/ConfROSE

Secure compiler

Primary LanguageC++

ConfROSE

Implementation of confidentiality (information flow control) in the ROSE compiler for C.

Description

This project aims to build a secure compiler for C which focuses on data confidentiality in low-level code in the absence of memory safety by preventing explicit information flow under the assumption of an active adversary. It works with a lattice model for static and dependent security types to provide a rich and realistic system to work with.

It uses static dataflow analysis, runtime instrumentation and taint-aware control-flow integrity to implement source-to-source transformations in C++ which transform code written in a subset of C with minimal security-related annotations into verifiably safe code.

Installation Instructions for ROSE

Warning: The whole installation process requires enough storage space for both Boost and ROSE, the latter of which is upwards of 30GB (please visit the respective websites to get a clearer idea of system requirements).

To install ROSE, we'll first need to install the latest version of Boost from https://www.boost.org/doc/libs/1_73_0/more/getting_started/unix-variants.html (you would need to follow instructions in sections 1 and 5.1 both). The latest version needs to be installed because packages on distros like Ubuntu are quite a few versions behind the version we need to use.

Some important notes to be noted while building boost:

  1. The directory which is mentioned in section 1 should be /usr/local

  2. In section 5.1, it is better to not use --prefix=DIRECTORY (and write it into /usr/local instead, to make the directory structure the same as if libboost-all-dev (Ubuntu's Boost package) was installed instead)

Then we need to run the following to finally build ROSE (taken from https://github.com/rose-compiler/rose/wiki/Install-Rose-From-Source, please have a look there before installing as well):

Note that some of the directories here are dummy directories, replace them with the correct ones before execution.

sudo apt-get update
sudo apt-get upgrade

sudo apt-get install git wget build-essential libtool flex bison python3-dev unzip perl-doc doxygen texlive gdb gcc-7 g++-7 gfortran-7 autoconf automake libxml2-dev libdwarf-dev graphviz openjdk-8-jdk lsb-core ghostscript perl-doc

PREFIX=/path/to/my/rose/directory

NUM_PROCESSORS=4  #the link mentioned above has 10 processors, it was changed because using that tends to freeze some systems

BOOST_ROOT=/path/to/my/boost/installation/directory

export LD_LIBRARY_PATH="${BOOST_ROOT}/lib:$LD_LIBRARY_PATH"

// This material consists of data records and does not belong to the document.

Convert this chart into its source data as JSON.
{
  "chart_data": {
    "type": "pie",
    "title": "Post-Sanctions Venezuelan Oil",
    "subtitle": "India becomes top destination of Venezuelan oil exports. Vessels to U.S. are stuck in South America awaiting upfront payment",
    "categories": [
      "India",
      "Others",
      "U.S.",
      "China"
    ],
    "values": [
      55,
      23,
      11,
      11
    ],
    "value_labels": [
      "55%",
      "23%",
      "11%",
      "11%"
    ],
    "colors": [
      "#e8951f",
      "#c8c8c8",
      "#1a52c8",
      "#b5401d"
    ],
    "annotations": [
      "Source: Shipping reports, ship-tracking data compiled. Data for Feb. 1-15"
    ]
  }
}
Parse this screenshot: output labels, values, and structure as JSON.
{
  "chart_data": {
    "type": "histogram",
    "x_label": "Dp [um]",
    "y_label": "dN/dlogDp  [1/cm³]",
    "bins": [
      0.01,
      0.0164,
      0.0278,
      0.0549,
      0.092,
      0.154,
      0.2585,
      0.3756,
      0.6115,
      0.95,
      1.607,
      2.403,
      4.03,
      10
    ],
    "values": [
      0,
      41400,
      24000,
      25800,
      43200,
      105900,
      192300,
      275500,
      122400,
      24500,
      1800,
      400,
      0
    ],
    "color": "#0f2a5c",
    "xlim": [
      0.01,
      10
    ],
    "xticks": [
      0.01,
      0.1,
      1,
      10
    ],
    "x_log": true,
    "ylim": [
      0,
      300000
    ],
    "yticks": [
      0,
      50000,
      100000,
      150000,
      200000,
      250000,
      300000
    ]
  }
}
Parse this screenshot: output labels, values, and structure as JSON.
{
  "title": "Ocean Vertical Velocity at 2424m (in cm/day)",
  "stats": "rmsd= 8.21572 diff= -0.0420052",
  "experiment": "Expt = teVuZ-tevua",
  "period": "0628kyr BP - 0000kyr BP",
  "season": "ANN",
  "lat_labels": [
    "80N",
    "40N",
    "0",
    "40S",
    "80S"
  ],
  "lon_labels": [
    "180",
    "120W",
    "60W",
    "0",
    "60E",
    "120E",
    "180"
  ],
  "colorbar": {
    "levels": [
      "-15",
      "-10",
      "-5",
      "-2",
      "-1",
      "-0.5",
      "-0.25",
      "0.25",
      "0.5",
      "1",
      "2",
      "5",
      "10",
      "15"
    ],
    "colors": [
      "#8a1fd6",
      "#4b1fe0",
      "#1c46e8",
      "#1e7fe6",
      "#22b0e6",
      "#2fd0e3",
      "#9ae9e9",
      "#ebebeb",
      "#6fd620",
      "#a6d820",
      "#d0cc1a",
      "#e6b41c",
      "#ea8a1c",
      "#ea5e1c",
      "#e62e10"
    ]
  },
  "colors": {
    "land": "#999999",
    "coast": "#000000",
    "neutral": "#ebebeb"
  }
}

git clone -b release https://github.com/rose-compiler/rose "${PREFIX}/src"

cd "${PREFIX}/src"

./build

mkdir ../build

cd ../build

../src/configure --prefix="${PREFIX}/install" \
                 --enable-languages=c,c++ \
                 --with-boost="${BOOST_ROOT}"

make core -j${NUM_PROCESSORS}

make install-core -j${NUM_PROCESSORS}

make check-core -j${NUM_PROCESSORS}

This should be enough for a working install of ROSE (please refer to rosecompiler.org/uploads/ROSE-UserManual.pdf if there are any issues while installing)

Compilation instructions for ConfROSE

Running "make" (without the quotes) inside the src directory in this git repo would compile the tool, and running "make run" would run it on the file demo.c which is also in the same directory, with the security description file being security.txt.

In the Makefile, note that you would need to change the declaration of ROSE_HOME suitably to your own installation of ROSE.